Hundreds protest against terrifying spate of homophobic and transphobic attacks in Liverpool


Hundreds marched through Liverpool city centre in protest over a spate of homophobic and transphobic attacks throughout Pride month.

In recent weeks at least seven victims of suspected hate crimes have been reported in local media, with several sharing their stories and photos of their bloodied faces online.

On Tuesday (22 June) LGBT+ people and allies gathered in a show of defiance against the horrific assaults, chanting “Whose lives matter? Queer lives matter,” and “Be angry, be here, be queer. We will not live in fear.”

“All these homophobic attacks that are happening in Liverpool are f**king disgusting, and they can’t go on any longer,” cried drag queen Angel Dewynter, who kicked off the speeches.

“I have literally been messaged about getting macheted and run over, and we’re still here today to fight for gay rights.”

Liverpool’s newly-elected mayor, Joanne Anderson, also condemned the attacks as she marched with the crowd. “This we will not tolerate in our city,” she declared.

She urged people to report anti-LGBT+ crimes, highlighting the “massive percentage of underreporting in your community”.

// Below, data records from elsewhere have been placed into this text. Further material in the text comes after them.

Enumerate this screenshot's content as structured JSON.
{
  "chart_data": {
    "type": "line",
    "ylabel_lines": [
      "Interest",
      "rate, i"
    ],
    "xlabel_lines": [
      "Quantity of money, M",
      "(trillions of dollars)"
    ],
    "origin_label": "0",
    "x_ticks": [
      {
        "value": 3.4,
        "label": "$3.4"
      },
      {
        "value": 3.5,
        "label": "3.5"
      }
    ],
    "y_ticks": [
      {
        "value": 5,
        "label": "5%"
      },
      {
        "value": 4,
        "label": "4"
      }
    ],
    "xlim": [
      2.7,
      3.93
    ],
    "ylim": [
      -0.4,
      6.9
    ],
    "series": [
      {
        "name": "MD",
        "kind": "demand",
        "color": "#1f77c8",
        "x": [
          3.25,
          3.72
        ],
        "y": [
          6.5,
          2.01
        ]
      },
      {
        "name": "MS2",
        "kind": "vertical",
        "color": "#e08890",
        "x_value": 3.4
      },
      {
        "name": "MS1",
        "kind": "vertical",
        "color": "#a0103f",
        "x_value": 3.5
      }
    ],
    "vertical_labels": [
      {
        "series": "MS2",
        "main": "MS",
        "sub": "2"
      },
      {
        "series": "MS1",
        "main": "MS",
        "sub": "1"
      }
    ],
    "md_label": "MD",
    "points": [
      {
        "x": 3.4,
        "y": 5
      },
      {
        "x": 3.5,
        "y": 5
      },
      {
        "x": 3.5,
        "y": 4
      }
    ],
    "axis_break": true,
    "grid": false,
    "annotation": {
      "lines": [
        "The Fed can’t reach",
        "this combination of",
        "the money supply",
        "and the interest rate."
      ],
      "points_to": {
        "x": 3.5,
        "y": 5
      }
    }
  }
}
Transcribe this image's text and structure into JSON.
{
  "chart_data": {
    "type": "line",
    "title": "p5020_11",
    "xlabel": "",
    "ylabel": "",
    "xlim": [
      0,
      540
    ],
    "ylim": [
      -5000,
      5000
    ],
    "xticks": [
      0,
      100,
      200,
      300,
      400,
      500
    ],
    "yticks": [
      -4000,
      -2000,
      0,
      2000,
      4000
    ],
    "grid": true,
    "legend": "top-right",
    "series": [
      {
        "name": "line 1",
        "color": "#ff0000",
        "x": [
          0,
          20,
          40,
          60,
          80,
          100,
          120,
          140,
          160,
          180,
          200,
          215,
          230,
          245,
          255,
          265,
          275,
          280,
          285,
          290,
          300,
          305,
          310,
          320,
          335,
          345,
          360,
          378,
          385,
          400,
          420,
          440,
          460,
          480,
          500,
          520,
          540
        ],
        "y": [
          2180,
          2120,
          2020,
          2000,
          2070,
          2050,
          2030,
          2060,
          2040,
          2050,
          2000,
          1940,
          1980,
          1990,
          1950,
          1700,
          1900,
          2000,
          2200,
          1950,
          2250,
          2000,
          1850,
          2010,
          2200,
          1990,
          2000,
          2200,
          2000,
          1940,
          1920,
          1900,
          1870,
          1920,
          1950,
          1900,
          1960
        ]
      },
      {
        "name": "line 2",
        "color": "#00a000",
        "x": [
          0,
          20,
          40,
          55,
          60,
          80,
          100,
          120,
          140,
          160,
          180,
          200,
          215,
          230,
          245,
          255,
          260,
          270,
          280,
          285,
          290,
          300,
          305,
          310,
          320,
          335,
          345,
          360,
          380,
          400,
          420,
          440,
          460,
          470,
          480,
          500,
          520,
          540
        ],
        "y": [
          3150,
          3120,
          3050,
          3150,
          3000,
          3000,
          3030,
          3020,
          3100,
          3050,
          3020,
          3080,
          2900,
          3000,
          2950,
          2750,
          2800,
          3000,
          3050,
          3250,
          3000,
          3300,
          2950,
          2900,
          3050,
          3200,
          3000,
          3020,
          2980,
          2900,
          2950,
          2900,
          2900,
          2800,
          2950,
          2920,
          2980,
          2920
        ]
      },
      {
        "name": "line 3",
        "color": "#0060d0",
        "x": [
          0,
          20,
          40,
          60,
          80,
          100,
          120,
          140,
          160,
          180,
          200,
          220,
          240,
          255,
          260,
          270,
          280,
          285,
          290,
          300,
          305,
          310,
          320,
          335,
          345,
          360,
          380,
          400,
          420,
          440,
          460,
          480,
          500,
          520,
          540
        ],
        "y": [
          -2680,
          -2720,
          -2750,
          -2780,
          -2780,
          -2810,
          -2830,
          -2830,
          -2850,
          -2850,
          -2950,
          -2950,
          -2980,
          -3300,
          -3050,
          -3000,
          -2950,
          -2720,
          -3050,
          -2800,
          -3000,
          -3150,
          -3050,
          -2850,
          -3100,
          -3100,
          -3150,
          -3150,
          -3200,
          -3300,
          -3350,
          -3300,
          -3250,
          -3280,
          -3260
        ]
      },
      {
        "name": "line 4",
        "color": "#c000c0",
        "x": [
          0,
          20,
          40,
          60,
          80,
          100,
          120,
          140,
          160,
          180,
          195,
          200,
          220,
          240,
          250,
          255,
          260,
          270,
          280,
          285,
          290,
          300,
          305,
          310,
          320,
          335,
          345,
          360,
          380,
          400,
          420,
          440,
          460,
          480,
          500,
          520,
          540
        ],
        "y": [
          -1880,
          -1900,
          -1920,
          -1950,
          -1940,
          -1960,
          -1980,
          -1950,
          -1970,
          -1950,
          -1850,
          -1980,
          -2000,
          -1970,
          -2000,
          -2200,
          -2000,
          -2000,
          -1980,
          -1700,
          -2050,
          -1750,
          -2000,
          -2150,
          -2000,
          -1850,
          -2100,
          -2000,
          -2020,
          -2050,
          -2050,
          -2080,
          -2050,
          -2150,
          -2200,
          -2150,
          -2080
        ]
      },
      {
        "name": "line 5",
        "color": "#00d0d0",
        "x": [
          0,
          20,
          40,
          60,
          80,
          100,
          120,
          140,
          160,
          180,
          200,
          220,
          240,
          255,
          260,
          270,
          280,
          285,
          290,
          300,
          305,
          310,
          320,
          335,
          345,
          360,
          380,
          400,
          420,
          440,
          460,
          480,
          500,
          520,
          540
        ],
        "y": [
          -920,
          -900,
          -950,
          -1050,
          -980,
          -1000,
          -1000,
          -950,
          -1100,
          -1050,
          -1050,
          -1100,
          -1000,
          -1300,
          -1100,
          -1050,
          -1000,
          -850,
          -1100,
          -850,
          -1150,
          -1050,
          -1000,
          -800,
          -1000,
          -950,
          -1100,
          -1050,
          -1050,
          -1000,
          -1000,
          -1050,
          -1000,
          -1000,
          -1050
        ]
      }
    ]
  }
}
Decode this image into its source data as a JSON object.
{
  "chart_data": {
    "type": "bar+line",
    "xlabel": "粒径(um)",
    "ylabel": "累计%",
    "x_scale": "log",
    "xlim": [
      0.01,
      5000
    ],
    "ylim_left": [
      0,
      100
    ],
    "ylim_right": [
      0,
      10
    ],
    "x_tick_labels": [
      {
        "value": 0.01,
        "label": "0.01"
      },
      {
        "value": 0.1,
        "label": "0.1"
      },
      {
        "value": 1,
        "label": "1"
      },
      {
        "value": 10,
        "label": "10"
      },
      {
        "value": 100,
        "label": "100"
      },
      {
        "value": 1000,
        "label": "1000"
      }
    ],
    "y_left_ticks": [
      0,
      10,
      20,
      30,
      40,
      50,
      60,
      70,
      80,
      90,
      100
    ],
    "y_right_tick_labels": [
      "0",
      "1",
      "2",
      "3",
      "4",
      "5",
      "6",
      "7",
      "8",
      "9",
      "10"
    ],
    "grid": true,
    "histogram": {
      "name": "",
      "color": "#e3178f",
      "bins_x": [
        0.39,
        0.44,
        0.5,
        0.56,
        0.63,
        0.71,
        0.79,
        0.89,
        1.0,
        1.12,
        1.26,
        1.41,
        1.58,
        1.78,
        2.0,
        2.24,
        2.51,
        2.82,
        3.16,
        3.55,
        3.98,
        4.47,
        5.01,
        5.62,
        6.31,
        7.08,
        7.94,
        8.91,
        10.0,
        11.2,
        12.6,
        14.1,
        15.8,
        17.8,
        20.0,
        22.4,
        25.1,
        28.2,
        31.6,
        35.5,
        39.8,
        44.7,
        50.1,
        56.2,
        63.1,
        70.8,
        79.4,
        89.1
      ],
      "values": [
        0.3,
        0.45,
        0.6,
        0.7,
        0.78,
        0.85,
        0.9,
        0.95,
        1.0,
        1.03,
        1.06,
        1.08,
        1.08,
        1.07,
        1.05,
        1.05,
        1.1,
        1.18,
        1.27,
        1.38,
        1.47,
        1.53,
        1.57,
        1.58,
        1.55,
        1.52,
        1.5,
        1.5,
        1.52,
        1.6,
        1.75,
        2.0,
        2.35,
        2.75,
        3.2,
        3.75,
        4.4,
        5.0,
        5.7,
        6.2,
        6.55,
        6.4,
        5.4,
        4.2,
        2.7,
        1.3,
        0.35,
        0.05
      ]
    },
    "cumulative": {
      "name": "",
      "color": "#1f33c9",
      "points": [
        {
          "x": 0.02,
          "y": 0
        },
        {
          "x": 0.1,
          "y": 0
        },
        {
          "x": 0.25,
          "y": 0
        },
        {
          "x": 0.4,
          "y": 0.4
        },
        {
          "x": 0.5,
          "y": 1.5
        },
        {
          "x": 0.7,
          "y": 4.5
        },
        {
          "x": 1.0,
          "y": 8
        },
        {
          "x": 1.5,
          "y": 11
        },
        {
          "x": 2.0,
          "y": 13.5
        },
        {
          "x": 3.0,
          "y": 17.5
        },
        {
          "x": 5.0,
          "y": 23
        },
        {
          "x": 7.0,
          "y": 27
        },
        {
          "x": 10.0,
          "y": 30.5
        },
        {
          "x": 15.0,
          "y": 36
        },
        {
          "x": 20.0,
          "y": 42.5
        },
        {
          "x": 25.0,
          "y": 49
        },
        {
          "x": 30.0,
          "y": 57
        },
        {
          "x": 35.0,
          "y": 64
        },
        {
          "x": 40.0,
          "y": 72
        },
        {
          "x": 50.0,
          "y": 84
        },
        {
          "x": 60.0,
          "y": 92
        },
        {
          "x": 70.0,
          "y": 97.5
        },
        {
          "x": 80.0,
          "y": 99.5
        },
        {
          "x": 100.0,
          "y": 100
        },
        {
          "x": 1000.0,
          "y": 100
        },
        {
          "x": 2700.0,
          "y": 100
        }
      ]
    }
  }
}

“We have to make sure people are prosecuted. We have to make sure we have resources, that we can take action to eradicate this from our society,” she said.

“I just want to thank everyone for coming out today. You absolutely, wholeheartedly have our support. Let’s say no to hate crime in our city.”

Among the first victims were a young woman, her girlfriend and her sister who were attacked and threatened with rape and murder last month.

This was followed by an attack on a gay couple, who were assaulted by knife-wielding thugs shouting homophobic slurs.

Then two 19-year-old friends, bisexual students Curtis Stewart and Josh Ormrod, were brutally beaten only days apart in the city centre.

27-year-old Greg Hewitt, whose leg was fractured in an attack, told the BBC that it had left him questioning if it was safe to go out in the city “and be who we are”.

This was echoed by Liverpool City Region Pride Foundation’s Andi Herring, who said there was “a lot of fear, anger and confusion” in the community.

The rise in attacks was acknowledged Merseyside’s Police and Crime Commissioner, Emily Spurrell. In a joint statement, she and Liverpool Regional mayor Steve Rotheram condemned the surge of bigotry, saying diversity was one of the region’s “great strengths”.

“The recent spate of homophobic attacks in Liverpool city centre fly in the face of those values and have understandably sent shockwaves throughout the region,” they said.

“That these attacks should occur during Pride Month, a time meant to celebrate our LGBT+ community, is especially upsetting and only serves to underline why Pride events are still needed.

“Everybody is welcome here,” they concluded. “Violence, bigotry, and hatred are not.”